Le 28 avril dernier, une grande partie de l’Espagne et du Portugal s’est retrouvée plongée dans le noir. En cause : un effondrement soudain de la fréquence électrique, survenu en à peine trois secondes. Elle reflète une transformation profonde de nos systèmes électriques.
En renouvelant le parc vieillissant de centrales conventionnelles (charbon, gaz) par des technologies renouvelables (éolien, solaire), nous permettons une réduction des émissions de CO2, ce qui est une nécessité absolue et indiscutable en 2025. Le système électrique évolue, et comme toute évolution, des changements peuvent venir renforcer ou fragiliser un système. Résultat : le système est plus sensible aux aléas et ne permet pas à nos mécanismes de défense actuel de réagir pour éviter les catastrophes. Pour réussir cette transition, il est donc indispensable de l’accompagner d’outils techniques.
En Espagne, tout s’est joué en 3 secondes. Or, les dispositifs européens les plus rapides sont conçus pour intervenir en 30 secondes. Le décalage est clair. Pourtant, des solutions existent. Des pays comme la Suède ou l’Australie ont mis en place des mécanismes de réserve ultra-rapide. Ils s’appuient entre autres sur des technologies modernes : batteries, électrolyseurs, ou industries capables d’adapter leur consommation en quelques secondes (0,5 à 5 s).
Dans le contexte de transformation du système électrique espagnol, qui vise à intégrer plus de 80 % d’énergies renouvelables dans son mix d’ici 2030, il est nécessaire de garantir une intégration efficace de ces technologies au réseau. D’après l’opérateur, le blackout du 28 avril dernier a été provoquée par un problème de tension, en partie lié au fait que la production conventionnelle n’a pas assuré le service en temps réel comme elle aurait dû.
Le 28 avril doit servir d’électrochoc
Un autre enseignement de cette panne est la limite des interconnexions de l’Espagne avec le reste de l’Europe, transitant nécessairement par la France. La position péninsulaire des pays ibériques ne leur permet pas de bénéficier de l’inertie de l’ensemble du réseau européen. Ainsi, lors de crise aiguë, les connexions entre pays peuvent être coupées, comme cela a été le cas entre l’Espagne et la France notamment, afin de protéger l’intégrité du réseau européen. Chaque pays doit donc œuvrer à la fois à son intégration européenne pour, d’une part, pouvoir compter sur les imports/exports en cas de besoins, mais aussi renforcer sa souveraineté pour agir en cas de crise.
Parmi les outils à notre disposition, un reste trop souvent ignoré : la flexibilité de la demande. Il ne s’agit pas de couper arbitrairement le courant, mais d’ajuster temporairement la consommation de certains appareils ou usines.
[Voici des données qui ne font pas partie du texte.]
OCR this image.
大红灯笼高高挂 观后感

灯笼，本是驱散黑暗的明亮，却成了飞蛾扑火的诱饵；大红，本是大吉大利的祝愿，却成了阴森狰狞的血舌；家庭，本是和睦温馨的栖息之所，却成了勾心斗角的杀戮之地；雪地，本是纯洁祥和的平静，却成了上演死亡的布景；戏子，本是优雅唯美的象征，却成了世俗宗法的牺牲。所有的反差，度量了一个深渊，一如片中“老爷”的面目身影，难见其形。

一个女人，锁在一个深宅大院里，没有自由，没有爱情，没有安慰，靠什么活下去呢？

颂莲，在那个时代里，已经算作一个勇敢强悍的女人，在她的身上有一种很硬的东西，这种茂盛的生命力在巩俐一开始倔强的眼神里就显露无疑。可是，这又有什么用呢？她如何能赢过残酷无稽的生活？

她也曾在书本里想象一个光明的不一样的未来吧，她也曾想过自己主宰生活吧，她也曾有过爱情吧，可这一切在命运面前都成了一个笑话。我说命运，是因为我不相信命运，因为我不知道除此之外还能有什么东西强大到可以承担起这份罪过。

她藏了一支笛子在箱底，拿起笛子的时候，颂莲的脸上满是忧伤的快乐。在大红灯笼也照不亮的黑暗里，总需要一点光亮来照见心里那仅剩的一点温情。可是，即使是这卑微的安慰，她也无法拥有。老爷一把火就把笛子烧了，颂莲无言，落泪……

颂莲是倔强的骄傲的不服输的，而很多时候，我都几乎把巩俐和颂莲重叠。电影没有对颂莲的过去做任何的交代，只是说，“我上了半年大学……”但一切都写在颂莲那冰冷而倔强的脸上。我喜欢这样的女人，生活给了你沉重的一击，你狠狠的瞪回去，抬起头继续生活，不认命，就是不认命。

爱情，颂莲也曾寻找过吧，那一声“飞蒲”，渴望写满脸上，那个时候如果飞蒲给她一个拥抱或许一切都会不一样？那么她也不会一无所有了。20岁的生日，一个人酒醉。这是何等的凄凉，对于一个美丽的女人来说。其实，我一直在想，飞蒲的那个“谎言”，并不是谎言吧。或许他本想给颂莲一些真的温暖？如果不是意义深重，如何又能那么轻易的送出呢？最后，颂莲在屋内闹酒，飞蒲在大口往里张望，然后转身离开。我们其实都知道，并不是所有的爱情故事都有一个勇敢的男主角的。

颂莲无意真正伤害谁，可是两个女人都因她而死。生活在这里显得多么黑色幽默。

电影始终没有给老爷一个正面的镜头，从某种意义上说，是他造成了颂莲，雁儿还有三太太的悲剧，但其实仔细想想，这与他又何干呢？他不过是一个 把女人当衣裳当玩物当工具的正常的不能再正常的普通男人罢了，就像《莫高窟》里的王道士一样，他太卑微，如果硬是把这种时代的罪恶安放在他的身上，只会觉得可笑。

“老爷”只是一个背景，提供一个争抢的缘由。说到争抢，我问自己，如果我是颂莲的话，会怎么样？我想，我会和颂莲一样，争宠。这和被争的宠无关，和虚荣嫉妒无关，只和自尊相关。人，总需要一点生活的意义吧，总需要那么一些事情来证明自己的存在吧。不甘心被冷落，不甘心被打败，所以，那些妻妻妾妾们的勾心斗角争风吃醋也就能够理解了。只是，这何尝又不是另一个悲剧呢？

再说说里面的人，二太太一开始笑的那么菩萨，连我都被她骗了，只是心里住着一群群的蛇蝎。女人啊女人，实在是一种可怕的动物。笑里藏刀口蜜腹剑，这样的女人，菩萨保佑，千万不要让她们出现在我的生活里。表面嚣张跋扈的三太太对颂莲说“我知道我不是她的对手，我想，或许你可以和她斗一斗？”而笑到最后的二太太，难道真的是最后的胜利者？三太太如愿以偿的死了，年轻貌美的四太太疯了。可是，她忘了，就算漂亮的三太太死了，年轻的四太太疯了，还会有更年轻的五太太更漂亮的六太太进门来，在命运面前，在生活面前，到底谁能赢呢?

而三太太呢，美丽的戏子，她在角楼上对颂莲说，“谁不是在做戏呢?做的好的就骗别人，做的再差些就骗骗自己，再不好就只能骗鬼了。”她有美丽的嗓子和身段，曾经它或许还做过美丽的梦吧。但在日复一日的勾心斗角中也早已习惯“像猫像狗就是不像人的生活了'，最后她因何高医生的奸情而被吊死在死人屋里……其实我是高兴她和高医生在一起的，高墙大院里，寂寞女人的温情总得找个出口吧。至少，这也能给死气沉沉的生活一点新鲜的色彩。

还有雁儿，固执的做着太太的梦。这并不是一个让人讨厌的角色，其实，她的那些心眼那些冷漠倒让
Cette modulation, permet de soulager le réseau et de le stabiliser. Elle est locale, rapide à déployer, sans impact sur le confort, la compétitivité ou les ambitions climatiques. Elle permet de réduire le recourt à des centrales polluantes.
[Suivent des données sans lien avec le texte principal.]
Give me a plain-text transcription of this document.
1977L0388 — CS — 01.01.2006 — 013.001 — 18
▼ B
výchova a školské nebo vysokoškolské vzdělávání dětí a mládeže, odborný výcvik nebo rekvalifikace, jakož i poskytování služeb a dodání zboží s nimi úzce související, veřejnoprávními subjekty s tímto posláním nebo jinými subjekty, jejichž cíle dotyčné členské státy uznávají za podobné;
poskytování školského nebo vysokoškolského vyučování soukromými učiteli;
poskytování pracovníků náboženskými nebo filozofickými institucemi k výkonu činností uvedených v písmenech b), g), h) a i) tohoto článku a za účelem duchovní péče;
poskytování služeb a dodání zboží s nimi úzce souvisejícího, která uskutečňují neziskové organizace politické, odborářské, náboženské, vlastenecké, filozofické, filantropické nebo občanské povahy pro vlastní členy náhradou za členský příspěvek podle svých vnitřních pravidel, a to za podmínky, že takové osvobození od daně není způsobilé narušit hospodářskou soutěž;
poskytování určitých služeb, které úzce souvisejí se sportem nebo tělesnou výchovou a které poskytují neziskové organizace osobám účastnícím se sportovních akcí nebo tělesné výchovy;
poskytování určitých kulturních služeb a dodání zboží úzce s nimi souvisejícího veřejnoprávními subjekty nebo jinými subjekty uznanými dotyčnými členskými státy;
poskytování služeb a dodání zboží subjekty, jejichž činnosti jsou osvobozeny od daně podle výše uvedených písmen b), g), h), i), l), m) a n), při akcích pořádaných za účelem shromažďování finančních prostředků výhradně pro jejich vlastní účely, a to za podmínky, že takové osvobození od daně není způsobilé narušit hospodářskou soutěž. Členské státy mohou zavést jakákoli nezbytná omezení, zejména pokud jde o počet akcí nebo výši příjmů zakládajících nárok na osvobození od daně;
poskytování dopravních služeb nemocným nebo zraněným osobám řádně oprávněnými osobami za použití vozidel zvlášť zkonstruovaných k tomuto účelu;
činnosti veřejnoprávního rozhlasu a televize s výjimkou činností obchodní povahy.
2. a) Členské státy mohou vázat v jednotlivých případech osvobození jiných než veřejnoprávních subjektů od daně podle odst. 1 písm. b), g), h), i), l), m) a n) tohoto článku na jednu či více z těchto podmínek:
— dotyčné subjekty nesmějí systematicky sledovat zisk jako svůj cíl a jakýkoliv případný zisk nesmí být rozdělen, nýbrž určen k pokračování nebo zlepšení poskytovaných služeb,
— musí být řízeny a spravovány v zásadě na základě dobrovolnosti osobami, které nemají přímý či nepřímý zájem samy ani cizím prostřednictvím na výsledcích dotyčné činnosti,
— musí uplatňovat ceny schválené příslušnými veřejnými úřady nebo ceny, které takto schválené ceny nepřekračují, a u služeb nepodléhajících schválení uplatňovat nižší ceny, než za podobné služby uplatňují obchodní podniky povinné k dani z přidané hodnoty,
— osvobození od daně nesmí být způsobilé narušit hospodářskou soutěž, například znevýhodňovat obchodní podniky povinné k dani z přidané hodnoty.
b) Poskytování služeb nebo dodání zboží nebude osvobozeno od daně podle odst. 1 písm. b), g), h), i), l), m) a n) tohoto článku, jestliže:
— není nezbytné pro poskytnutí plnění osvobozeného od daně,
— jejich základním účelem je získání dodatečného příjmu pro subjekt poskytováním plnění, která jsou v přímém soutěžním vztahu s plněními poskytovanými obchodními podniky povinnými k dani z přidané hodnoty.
Face à cette réalité, le gouvernement espagnol s’apprête à adopter des mesures d’urgence pour renforcer la sécurité du système électrique. Ce plan met l’accent sur plusieurs axes dont l’augmentation de la flexibilité de la demande, notamment dans le secteur industriel. Il souligne également l’importance d’accroître les capacités de stockage, de revoir les règles encadrant l’équilibrage du réseau, et de faire progresser les interconnexions avec les pays voisins. Cette réponse structurée témoigne d’une prise de conscience : l’intégration des énergies renouvelables ne peut se faire sans une modernisation globale du système électrique, incluant sa gouvernance, sa résilience technique et sa sécurité numérique. L’Espagne montre ainsi la voie d’une adaptation pragmatique et urgente que l’Europe dans son ensemble doit désormais embrasser. Ce qui s’est produit le 28 avril doit donc servir d’électrochoc. Il ne s’agit pas d’un scénario catastrophe lointain, mais d’un défi immédiat.